As you look around you will find a small ancient door which leads to a courtyard. Walking under the electric wires that seem to appear out of nowhere, you step foot into the small (about 500 sq. ft.) gathering place for this community. Off this courtyard are small concrete rooms which operate as homes or dwelling places, one for each of the 50 families that have to call this place “home.” From old lepers to newborn children, it is where life is lived for this outcast class. There is one communal toilet room which is a damp place during the monsoon season and reeks like a stench-filled oven the rest of the year.

Every family that lives here would do anything to be able to leave.

Each person you meet has a story. In one family, the mother and the father are both disabled from the waist down. Every day they alternate being taken to a busy street corner to beg. It is the life left to the handicapped or the lepers. This family has a precious little girl whose name is Sandhaya (which means evening). She is a beautiful girl and her smile can make you forget her surroundings. She faithfully serves her mom and dad. Not a discouraged look on her face. She only wants a chance.

Many girls just like Sandhaya, if not given that chance, will be sold into child marriage or worse.

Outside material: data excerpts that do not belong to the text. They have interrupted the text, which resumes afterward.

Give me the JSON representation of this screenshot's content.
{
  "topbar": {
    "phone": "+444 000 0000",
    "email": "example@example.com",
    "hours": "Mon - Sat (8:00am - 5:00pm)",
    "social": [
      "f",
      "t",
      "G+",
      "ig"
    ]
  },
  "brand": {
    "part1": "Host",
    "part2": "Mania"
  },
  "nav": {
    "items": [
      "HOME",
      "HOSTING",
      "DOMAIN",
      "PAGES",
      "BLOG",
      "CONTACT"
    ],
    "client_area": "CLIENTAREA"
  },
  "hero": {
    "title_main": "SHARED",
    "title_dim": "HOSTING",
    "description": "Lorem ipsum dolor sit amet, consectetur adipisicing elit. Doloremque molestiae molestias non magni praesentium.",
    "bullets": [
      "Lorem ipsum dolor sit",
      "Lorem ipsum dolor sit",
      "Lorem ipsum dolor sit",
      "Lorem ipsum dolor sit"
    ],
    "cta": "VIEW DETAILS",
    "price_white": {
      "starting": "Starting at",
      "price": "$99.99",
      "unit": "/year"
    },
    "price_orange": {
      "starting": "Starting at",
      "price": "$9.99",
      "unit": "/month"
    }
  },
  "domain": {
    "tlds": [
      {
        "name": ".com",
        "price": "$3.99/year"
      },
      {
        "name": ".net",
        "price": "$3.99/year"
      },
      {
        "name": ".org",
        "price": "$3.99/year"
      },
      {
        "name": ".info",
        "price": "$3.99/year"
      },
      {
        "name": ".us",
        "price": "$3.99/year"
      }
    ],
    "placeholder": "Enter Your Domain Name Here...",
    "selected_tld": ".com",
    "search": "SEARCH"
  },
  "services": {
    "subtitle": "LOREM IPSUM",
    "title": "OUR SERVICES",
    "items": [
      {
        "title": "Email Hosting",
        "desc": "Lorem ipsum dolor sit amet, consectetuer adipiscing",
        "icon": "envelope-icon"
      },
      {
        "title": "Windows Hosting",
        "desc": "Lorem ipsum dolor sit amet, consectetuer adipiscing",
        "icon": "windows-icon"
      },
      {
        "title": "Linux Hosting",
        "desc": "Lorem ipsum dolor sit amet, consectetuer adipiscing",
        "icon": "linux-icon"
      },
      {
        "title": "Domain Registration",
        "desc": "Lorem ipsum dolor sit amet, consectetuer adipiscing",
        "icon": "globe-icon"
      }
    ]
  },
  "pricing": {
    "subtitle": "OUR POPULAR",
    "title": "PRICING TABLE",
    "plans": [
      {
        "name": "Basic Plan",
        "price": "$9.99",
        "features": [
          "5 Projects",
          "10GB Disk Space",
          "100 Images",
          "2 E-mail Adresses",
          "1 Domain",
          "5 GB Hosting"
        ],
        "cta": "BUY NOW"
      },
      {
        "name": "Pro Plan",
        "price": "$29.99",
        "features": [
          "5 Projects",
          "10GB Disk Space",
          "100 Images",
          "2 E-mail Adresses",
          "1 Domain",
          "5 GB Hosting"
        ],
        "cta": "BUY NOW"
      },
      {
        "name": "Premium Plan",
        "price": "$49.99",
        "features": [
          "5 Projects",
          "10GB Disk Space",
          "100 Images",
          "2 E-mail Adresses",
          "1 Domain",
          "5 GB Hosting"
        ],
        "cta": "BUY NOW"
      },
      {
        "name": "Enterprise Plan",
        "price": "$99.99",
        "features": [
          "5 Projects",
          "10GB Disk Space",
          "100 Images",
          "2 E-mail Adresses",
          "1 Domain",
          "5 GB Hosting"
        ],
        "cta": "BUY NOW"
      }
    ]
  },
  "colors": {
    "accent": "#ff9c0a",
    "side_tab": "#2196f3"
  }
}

Imagine the scene as we gather together, everyone in this forgotten place—lepers, handicapped and children alike—to talk about God’s love and our nearby Hope Center. From the youngest to the oldest, they listen intently as we share about a place where they are accepted, loved and given hope. Many of the old have tears in their eyes as they hear us talk about imagining a different life for their grandchildren.

We distribute rice, lentils, oil and sugar. There is a long line and a pouring rain. They stand patiently. We stand with them. Sandhaya’s mother sits on a concrete slab pleading for us to take her daughter, to give her a different life. The problem is, to get permission for a child to come from a leper colony is no easy task. In leper families even the children without the disease are placed in a special category and have a citizenship card that identifies them by that dreaded word, Leper. We already have two girls from this colony at Mason’s Place. We will go to the city government to get their permission for Sandhaya. With God’s help, through your prayers and gifts Sandhaya will have hope. We continue our mission of rescuing children and transforming their lives in Jesus name, one girl at a time. All in Jesus’ name.